New Delhi: International health activists have joined their Indian counterparts in decrying what they say are Barack Obama's dual policy on big drug companies, pledging to break their stranglehold in the US but promoting their interests in India.

The activists claimed yesterday that the India-US joint statement, issued during Obama's visit to India, contains signals that the Indian government could be preparing to weaken its intellectual property regulations on medicines, as desired by some pharmaceutical companies.

The statement had said both countries reiterated their interest in sharing information and best practices on intellectual property rights issues, and reaffirmed their commitment to stakeholders' consultations on the policy matters concerning intellectual property protection. The statement said Prime Minister Narendra Modi and President Obama agreed to strengthen bilateral cooperation in the health sector, including distribution barriers and patent quality, among other areas.

Activists in India and the US have claimed that American-style intellectual property rights policy prescriptions could severely hurt the Indian health system, and restrict access to inexpensive generic medicines to patients in India and other developing countries.

The activists said Obama, whose first presidential campaign included a prominent pledge to "break the stranglehold" of pharmaceutical companies over access to affordable generic medicines, used the India-US business forum to call for increased intellectual property rights in India.

"Indian generics have been essential to expanding access to medicines around the world," Asia Russell, executive director of Health Gap, an international NGO monitoring intellectual property rights policies and impact on access to drugs said in a statement.
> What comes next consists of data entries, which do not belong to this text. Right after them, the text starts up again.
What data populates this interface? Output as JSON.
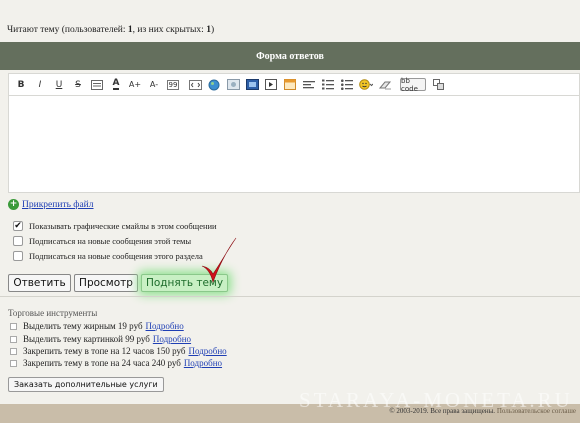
{
  "reading": {
    "prefix": "Читают тему (пользователей: ",
    "users": "1",
    "middle": ", из них скрытых: ",
    "hidden": "1",
    "suffix": ")"
  },
  "reply_form": {
    "title": "Форма ответов"
  },
  "toolbar": {
    "bold": "B",
    "italic": "I",
    "underline": "U",
    "strike": "S",
    "font_color": "A",
    "font_size_up": "A+",
    "font_size_down": "A-",
    "quote": "99",
    "bbcode_label": "bb code"
  },
  "attach": {
    "label": "Прикрепить файл"
  },
  "options": [
    {
      "label": "Показывать графические смайлы в этом сообщении",
      "checked": true
    },
    {
      "label": "Подписаться на новые сообщения этой темы",
      "checked": false
    },
    {
      "label": "Подписаться на новые сообщения этого раздела",
      "checked": false
    }
  ],
  "buttons": {
    "reply": "Ответить",
    "preview": "Просмотр",
    "raise": "Поднять тему"
  },
  "trade": {
    "title": "Торговые инструменты",
    "items": [
      {
        "label": "Выделить тему жирным 19 руб",
        "link": "Подробно"
      },
      {
        "label": "Выделить тему картинкой 99 руб",
        "link": "Подробно"
      },
      {
        "label": "Закрепить тему в топе на 12 часов 150 руб",
        "link": "Подробно"
      },
      {
        "label": "Закрепить тему в топе на 24 часа 240 руб",
        "link": "Подробно"
      }
    ],
    "order_button": "Заказать дополнительные услуги"
  },
  "watermark": "STARAYA-MONETA.RU",
  "footer": {
    "copyright": "© 2003-2019. Все права защищены. ",
    "agreement": "Пользовательское соглаше"
  },
  "colors": {
    "header": "#646f5d",
    "footer": "#c9bda9",
    "link": "#1f3fb4",
    "raise_glow": "#8fe28f",
    "checkmark": "#d0121a"
  }
}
Sections of health activists in India have said the Indian government has signalled that it is willing to change its stand on medicines, and veer towards the pharmaceutical companies' demand for "data exclusivity" that could curb production of new generic medicines. Data exclusivity would deny generic manufacturers from using any data generated by original companies that have developed new drug molecules.
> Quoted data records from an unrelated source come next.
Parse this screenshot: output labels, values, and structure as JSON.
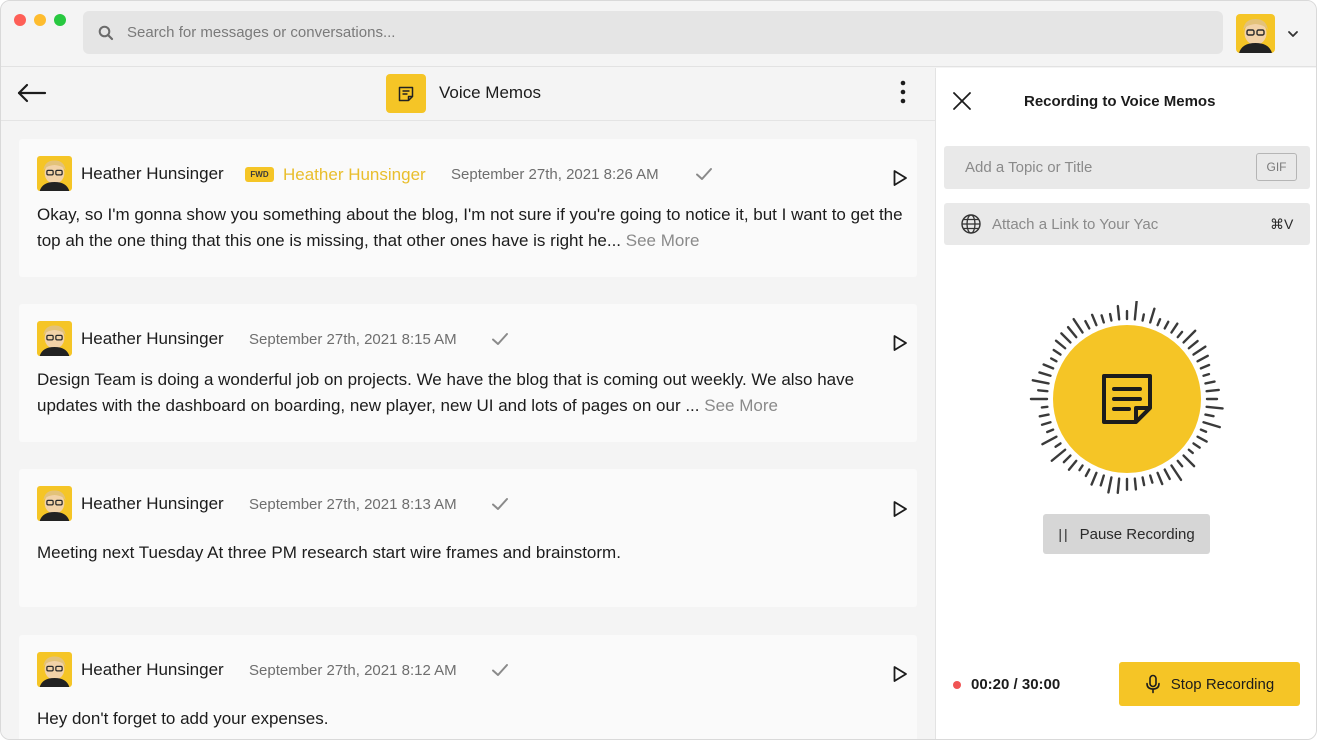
{
  "window": {
    "search": {
      "placeholder": "Search for messages or conversations..."
    }
  },
  "conversation": {
    "title": "Voice Memos",
    "icon": "memo-icon"
  },
  "messages": [
    {
      "author": "Heather Hunsinger",
      "fwd_badge": "FWD",
      "forwarded_from": "Heather Hunsinger",
      "date": "September 27th, 2021 8:26 AM",
      "text": "Okay, so I'm gonna show you something about the blog, I'm not sure if you're going to notice it, but I want to get the top ah the one thing that this one is missing, that other ones have is right he...",
      "see_more": "See More"
    },
    {
      "author": "Heather Hunsinger",
      "date": "September 27th, 2021 8:15 AM",
      "text": "Design Team is doing a wonderful job on projects. We have the blog that is coming out weekly. We also have updates with the dashboard on boarding, new player, new UI and lots of pages on our ...",
      "see_more": "See More"
    },
    {
      "author": "Heather Hunsinger",
      "date": "September 27th, 2021 8:13 AM",
      "text": "Meeting next Tuesday At three PM research start wire frames and brainstorm."
    },
    {
      "author": "Heather Hunsinger",
      "date": "September 27th, 2021 8:12 AM",
      "text": "Hey don't forget to add your expenses."
    }
  ],
  "recorder": {
    "title": "Recording to Voice Memos",
    "topic_placeholder": "Add a Topic or Title",
    "gif_label": "GIF",
    "link_placeholder": "Attach a Link to Your Yac",
    "link_shortcut": "⌘V",
    "pause_label": "Pause Recording",
    "timer": "00:20 / 30:00",
    "stop_label": "Stop Recording"
  },
  "colors": {
    "accent_yellow": "#f5c526",
    "forward_name": "#e9be2c",
    "recording_dot": "#f05454"
  }
}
"Such a move would benefit foreign multinational drug companies and leave Indian generic makers in the lurch, risking the health of millions of patients in India and other developing countries," said Anand Grover, director of Lawyers' Collective, a network of lawyers in India that has represented patients' groups and challenged certain decisions on patents in courts.

Activists believe India's existing patent laws on medicines have adequate safeguards that need to be rigorously implemented to protect the rights of patients. "It is strange that the Indian government is inviting US inputs on a draft intellectual property rights policy for India," said Kalyani Menon Sen, an activist with the Campaign for Affordable Trastuzumab, a non-government group seeking to lower the price of a drug used against certain types of breast cancer.
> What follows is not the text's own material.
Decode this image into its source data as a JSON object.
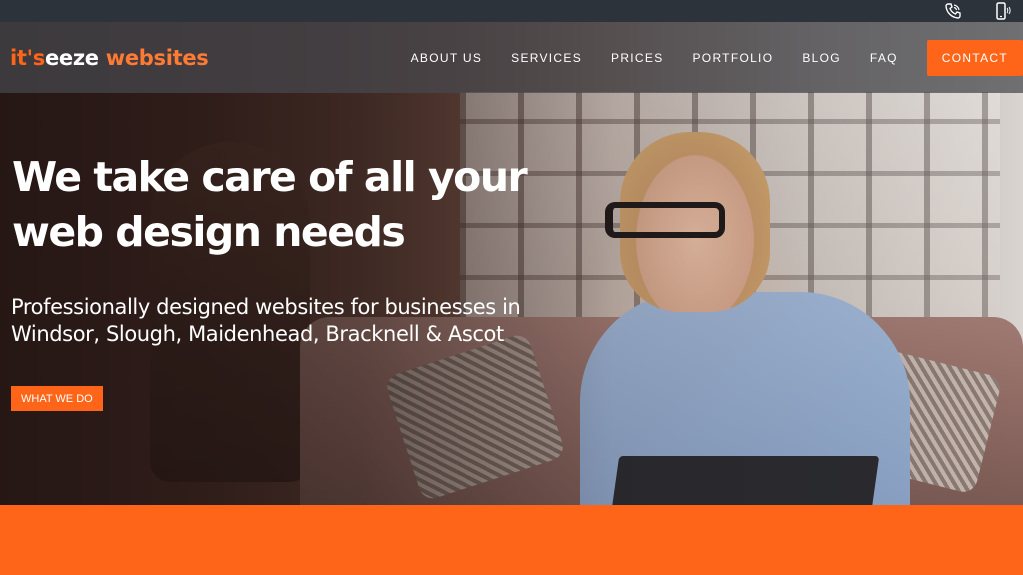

Representatives of pharmaceutical companies seeking changes in India's intellectual property rights regulations have said the existing laws do not provide adequate recognition to innovation and the investments that go into research and development towards generating new drug molecules.

But Mathew Kavanagh, a senior policy analyst with Health Gap, disagreed. "India fully complies with international law while also making it possible for millions of people in India and around the world to access life-saving affordable drugs."

He said US drug companies want India to adopt data exclusivity rules that would turn US clinical trial data submitted to drug regulators into a right, and create a barrier to the registration of generics based on that data even when there is no patent on the drug.